17.12.2024
La forêt, un enjeu croissant dans la lutte contre le réchauffement climatique
Tribune
21 mai 2010
L’ampleur de la déforestation
La déforestation, en augmentation notamment du fait de la production agricole alimentaire, des biocarburants, de l’élevage, du bois de chauffe, de la culture sur brûlis, représente actuellement entre 17 et 20 % des émissions mondiales de carbone. L’Organisation des Nations unies pour l’alimentation et l’agriculture (FAO) estime que chaque année, 13 millions d’hectares de forêts tropicales disparaissent. Or, les forêts sont de véritables puits de carbone. Constitué à 50 % de carbone, le bois en absorbe par le principe de la photosynthèse tout au long de sa période de maturité. Ainsi la forêt constitue un piège naturel du CO2 (2), d’où les émissions de gaz à effet de serre (GES) relâché dans l’atmosphère lors de la destruction des forêts.

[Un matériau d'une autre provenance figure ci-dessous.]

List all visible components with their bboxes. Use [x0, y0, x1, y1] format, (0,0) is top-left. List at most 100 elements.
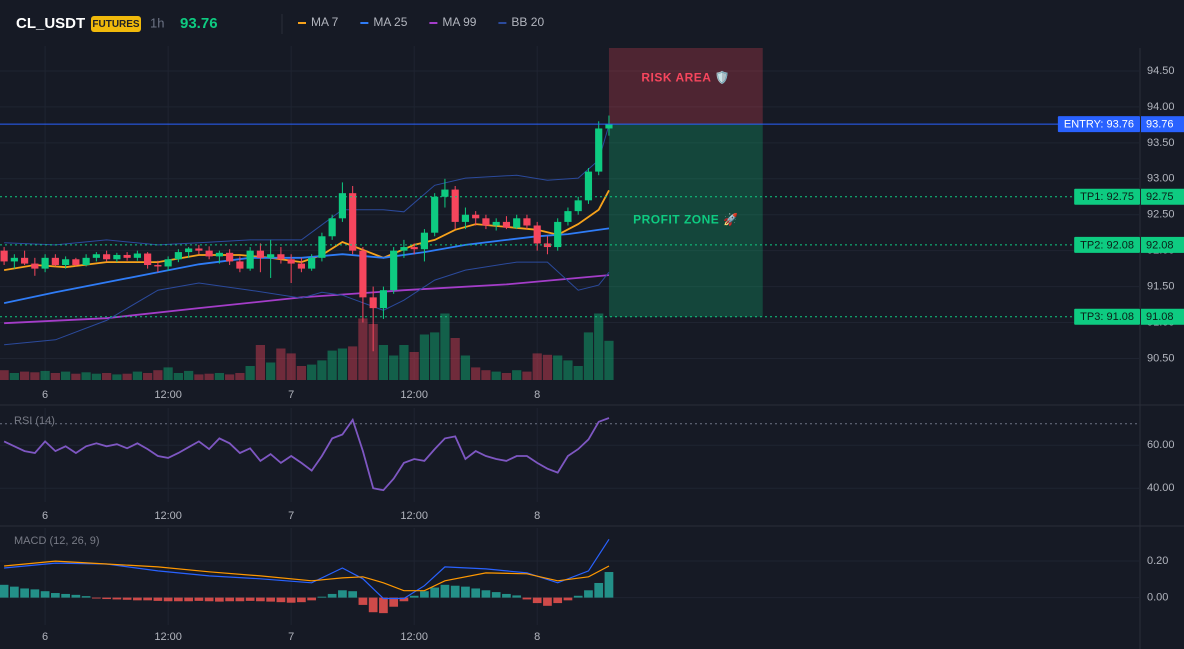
candle-body [472, 214, 480, 219]
x-tick-label: 7 [288, 389, 294, 401]
histogram-bar [543, 597, 552, 606]
volume-bar [255, 345, 266, 380]
x-tick-label: 7 [288, 631, 294, 643]
volume-bar [60, 371, 71, 380]
level-label-bg [1057, 116, 1140, 133]
histogram-bar [317, 596, 327, 598]
level-label-bg [1074, 308, 1140, 325]
histogram-bar [61, 593, 70, 598]
volume-bar [409, 352, 419, 380]
histogram-bar [512, 595, 522, 598]
candle-body [277, 254, 285, 260]
volume-bar [225, 374, 235, 380]
candle-body [431, 196, 439, 233]
candle-body [215, 252, 223, 257]
histogram-bar [573, 595, 583, 598]
histogram-bar [522, 597, 532, 600]
histogram-bar [163, 597, 173, 602]
legend-entry: MA 25 [373, 15, 407, 29]
macd-line [4, 560, 610, 592]
volume-bar [132, 371, 142, 380]
histogram-bar [215, 597, 224, 602]
histogram-bar [399, 597, 409, 602]
last-price: 93.76 [180, 15, 218, 32]
histogram-bar [133, 597, 142, 601]
volume-bar [419, 334, 430, 380]
x-tick-label: 6 [42, 631, 48, 643]
level-tag: TP1: 92.75 [1074, 188, 1140, 205]
histogram-bar [553, 597, 563, 604]
zone-label: PROFIT ZONE 🚀 [633, 213, 738, 227]
candle-body [226, 252, 234, 262]
candle-body [185, 248, 193, 253]
x-tick-label: 12:00 [400, 510, 428, 522]
axis-tag: 92.08 [1146, 239, 1174, 251]
volume-bar [296, 366, 307, 380]
axis-tag-bg [1141, 308, 1184, 325]
histogram-bar [532, 597, 542, 604]
histogram-bar [368, 597, 378, 613]
symbol: CL_USDT [16, 15, 85, 32]
candle-body [533, 225, 541, 244]
volume-bar [153, 370, 163, 380]
y-tick-label: 93.00 [1147, 173, 1175, 185]
level-label-bg [1074, 236, 1140, 253]
candle-body [379, 290, 388, 309]
candle-body [482, 218, 490, 226]
histogram-bar [102, 597, 111, 600]
volume-bar [491, 371, 501, 380]
x-tick-label: 12:00 [154, 510, 182, 522]
volume-bar [81, 372, 91, 380]
y-tick-label: 94.00 [1147, 101, 1175, 113]
candle-body [31, 263, 39, 269]
volume-bar [50, 373, 60, 380]
histogram-bar [40, 591, 50, 598]
candle-body [10, 257, 18, 262]
x-tick-label: 8 [534, 631, 540, 643]
volume-bar [378, 345, 389, 380]
candle-body [92, 254, 100, 258]
histogram-bar [20, 588, 29, 598]
histogram-bar [30, 589, 40, 598]
histogram-bar [389, 597, 399, 607]
histogram-bar [420, 591, 429, 598]
badge-bg [91, 16, 141, 32]
candle-body [523, 218, 531, 226]
histogram-bar [256, 597, 265, 602]
candle-body [584, 171, 593, 201]
histogram-bar [502, 593, 511, 598]
volume-bar [19, 371, 30, 380]
volume-bar [542, 354, 553, 380]
interval[interactable]: 1h [150, 15, 164, 30]
level-tag: ENTRY: 93.76 [1057, 116, 1140, 133]
histogram-bar [358, 597, 368, 605]
candle-body [21, 257, 29, 264]
volume-bar [430, 332, 440, 380]
volume-bar [389, 355, 399, 380]
candle-body [267, 254, 275, 258]
histogram-bar [0, 584, 9, 598]
volume-bar [184, 370, 194, 380]
volume-bar [112, 374, 122, 380]
badge: FUTURES [92, 19, 140, 30]
indicator-title: MACD (12, 26, 9) [14, 535, 100, 547]
histogram-bar [276, 597, 286, 603]
histogram-bar [143, 597, 152, 601]
volume-bar [573, 366, 583, 380]
histogram-bar [112, 597, 122, 600]
legend-entry: MA 99 [442, 15, 476, 29]
volume-bar [583, 332, 594, 380]
candle-body [349, 193, 357, 251]
volume-bar [143, 373, 153, 380]
volume-bar [30, 372, 40, 380]
histogram-bar [584, 590, 593, 598]
histogram-bar [440, 584, 450, 598]
volume-bar [481, 370, 491, 380]
legend-entry: BB 20 [511, 15, 544, 29]
candle-body [461, 214, 470, 222]
histogram-bar [327, 593, 337, 598]
x-tick-label: 8 [534, 510, 540, 522]
histogram-bar [51, 593, 60, 598]
histogram-bar [604, 572, 614, 598]
volume-bar [460, 355, 471, 380]
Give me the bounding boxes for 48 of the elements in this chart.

Malgré un recul durant la décennie 2000-2010, « la déforestation mondiale se poursuit à un rythme alarmant dans de nombreux pays » (3). Globalement dans les pays industrialisés, le couvert forestier a augmenté alors que dans les pays en développement (PED) la déforestation se poursuit. Ce sont les continents africain et sud-américain qui ont subi les pertes annuelles nettes de forêts les plus importantes sur la dernière décennie (4).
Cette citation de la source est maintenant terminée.